Balesh Sharma to be CEO of Idea-vodafone after merger
NEW DELHI: Vodafone India Ltd and Idea Cellular Ltd, which are set to merge by June, named Balesh Sharma as chief executive officer of the combined entity that will become India’s biggest telecom operator, surpassing Bharti Airtel Ltd.
Sharma is currently chief operating officer (COO) of Vodafone India. Kumar Mangalam Birla will be the non-executive chairman of the merged company while Vodafone India chief executive Sunil Sood will join the Vodafone Group’s Africa, Middle East and Asia-pacific leadership team, parent Vodafone Group Plc. said in a statement on Thursday.

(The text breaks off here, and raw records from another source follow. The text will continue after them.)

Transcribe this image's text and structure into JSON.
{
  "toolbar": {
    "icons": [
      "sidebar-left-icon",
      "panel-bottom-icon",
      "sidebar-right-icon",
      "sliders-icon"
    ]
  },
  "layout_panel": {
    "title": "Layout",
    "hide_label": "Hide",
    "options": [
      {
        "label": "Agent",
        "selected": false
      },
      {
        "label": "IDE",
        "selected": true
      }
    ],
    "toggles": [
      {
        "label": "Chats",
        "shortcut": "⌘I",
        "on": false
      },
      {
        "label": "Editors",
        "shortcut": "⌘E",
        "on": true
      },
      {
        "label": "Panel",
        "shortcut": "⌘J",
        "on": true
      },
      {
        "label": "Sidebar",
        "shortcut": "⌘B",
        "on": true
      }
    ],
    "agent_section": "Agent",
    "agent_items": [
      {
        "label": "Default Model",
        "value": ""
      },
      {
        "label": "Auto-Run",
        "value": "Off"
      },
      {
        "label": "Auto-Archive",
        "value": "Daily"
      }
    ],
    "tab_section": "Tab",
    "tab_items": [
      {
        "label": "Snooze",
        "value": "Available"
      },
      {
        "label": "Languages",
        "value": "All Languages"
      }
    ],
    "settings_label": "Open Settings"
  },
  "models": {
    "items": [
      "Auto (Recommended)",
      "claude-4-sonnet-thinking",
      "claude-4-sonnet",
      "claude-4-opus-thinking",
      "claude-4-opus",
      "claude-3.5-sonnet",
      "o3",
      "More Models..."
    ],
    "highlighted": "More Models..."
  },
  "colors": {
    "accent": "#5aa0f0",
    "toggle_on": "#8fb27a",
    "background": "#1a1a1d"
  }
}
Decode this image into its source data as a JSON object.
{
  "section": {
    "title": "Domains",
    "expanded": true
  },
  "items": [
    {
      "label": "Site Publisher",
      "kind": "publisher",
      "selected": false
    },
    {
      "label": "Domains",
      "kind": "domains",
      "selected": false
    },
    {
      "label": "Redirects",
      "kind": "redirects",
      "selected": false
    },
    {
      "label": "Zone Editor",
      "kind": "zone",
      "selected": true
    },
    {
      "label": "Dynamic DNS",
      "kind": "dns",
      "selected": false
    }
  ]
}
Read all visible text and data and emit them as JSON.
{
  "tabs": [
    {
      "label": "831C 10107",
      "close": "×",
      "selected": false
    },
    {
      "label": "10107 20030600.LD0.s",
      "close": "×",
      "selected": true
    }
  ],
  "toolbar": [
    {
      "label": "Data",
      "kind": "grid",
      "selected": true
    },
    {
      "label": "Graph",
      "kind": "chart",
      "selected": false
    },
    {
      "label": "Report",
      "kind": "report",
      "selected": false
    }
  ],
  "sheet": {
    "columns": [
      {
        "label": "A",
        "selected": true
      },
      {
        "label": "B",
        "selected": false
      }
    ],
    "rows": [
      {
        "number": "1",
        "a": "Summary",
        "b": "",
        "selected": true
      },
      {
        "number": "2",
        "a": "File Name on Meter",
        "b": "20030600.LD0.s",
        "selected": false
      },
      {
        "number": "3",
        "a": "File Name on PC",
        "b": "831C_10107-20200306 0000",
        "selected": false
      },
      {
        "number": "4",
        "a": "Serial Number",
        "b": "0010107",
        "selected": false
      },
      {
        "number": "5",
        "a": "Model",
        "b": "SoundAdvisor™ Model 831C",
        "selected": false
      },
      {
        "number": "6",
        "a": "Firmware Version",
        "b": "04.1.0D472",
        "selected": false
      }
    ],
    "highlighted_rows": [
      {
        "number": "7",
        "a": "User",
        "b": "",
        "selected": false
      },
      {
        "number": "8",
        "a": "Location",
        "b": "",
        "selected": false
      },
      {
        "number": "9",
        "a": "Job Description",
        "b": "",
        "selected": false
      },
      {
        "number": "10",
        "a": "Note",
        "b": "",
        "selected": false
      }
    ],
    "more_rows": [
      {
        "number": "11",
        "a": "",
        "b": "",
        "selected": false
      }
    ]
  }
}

The Aditya Birla Group intends to nominate Himanshu Kapania, CEO of Idea, as nonexecutive board member of the merged entity. Akshaya Moondra, currently chief financial officer (CFO) at Idea, will be CFO and Ambrish Jain, currently deputy managing director at Idea, will take over as COO of the merged entity, the statement said.
Both Moondra and Jain will report to Sharma, who will be responsible for the combined business’s strategy and its execution as well as driving integration.
“Vodafone and Idea continue to make good progress in securing the required regulatory approvals for the merger... and completion is expected to be in the first half of the current cal- endar year,” the statement said.
The merger has already received approval from the National Company Law Tribunal, the Competition Commission of India and the Securities and Exchange Board of India; it is awaiting final approval from the department of telecommunications.
The merger, aimed at dominating a market that Mukesh Ambani’s Reliance Jio Infocomm Ltd had disrupted with free voice calls and low data prices following its commercial launch in September 2016, will create the world’s second largest and India’s largest telco in terms of subscribers.
The existing leadership teams of Idea and Vodafone India will continue to manage their separate businesses and be accountable for each company’s operational performance until the merger becomes effective, the statement said, adding the two will cease to operate as distinct and competing entities only upon completion of the merger.